İşletmeler İçin Su Ayak İzini Azaltma
İşletmeler, su ayak izini azaltmak için üretim ve tüketim döngülerini analiz etmelidir. Bunun için aşağıdaki adımlar etkili olabilir:
-
Ham madde kaynakları, su tüketimi açısından yeniden değerlendirilmelidir. Yerel ve su dostu kaynaklar ile temin edilen ham maddeler su tüketimini düşürebilir.
-
Her bir üretim aşaması gözden geçirilerek gereksiz su kullanımının önüne geçilebilir.
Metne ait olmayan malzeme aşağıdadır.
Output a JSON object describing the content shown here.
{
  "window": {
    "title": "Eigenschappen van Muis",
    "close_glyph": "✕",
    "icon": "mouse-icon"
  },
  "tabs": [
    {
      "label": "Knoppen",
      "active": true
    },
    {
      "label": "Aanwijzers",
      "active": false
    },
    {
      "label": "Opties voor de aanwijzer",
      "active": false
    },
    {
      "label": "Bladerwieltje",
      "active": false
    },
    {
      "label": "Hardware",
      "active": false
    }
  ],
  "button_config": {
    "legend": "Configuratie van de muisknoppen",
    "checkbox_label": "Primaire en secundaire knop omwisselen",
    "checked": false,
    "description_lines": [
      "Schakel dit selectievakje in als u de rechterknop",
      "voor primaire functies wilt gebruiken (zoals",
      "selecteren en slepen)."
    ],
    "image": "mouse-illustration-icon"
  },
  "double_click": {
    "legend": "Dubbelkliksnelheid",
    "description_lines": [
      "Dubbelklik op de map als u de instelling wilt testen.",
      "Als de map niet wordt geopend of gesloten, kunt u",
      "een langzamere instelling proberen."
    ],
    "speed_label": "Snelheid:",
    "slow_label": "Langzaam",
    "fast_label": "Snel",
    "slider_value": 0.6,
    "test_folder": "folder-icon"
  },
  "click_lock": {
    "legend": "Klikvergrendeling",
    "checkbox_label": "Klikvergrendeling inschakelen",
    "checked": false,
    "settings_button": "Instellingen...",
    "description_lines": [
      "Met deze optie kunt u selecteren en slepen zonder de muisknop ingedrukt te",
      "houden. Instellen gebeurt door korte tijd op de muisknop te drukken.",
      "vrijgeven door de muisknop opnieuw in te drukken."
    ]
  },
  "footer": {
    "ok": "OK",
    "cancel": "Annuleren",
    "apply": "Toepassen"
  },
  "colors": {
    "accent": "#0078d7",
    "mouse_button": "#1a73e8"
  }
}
Yeni teknolojilerin entegre edilmesiyle hem zaman hem de su tasarrufu sağlanabilir.
-
Endüstriyel suyun arıtılıp tekrar kullanılması, su tüketimini önemli ölçülerde azaltabilir.
-
Çalışanlara su tasarrufu ve kaynakları verimli kullanım konularında eğitim verilerek şirket içi davranış değişiklikleri desteklenebilir.
Su ayak izimizi azaltmak, çevremiz ve geleceğimiz için toplumsal bir sorumluluktur. Su tüketimi konusunda bilinçlenerek ve su kaynaklarını etkin kullanarak daha sürdürülebilir bir geleceğe katkı sağlayabiliriz.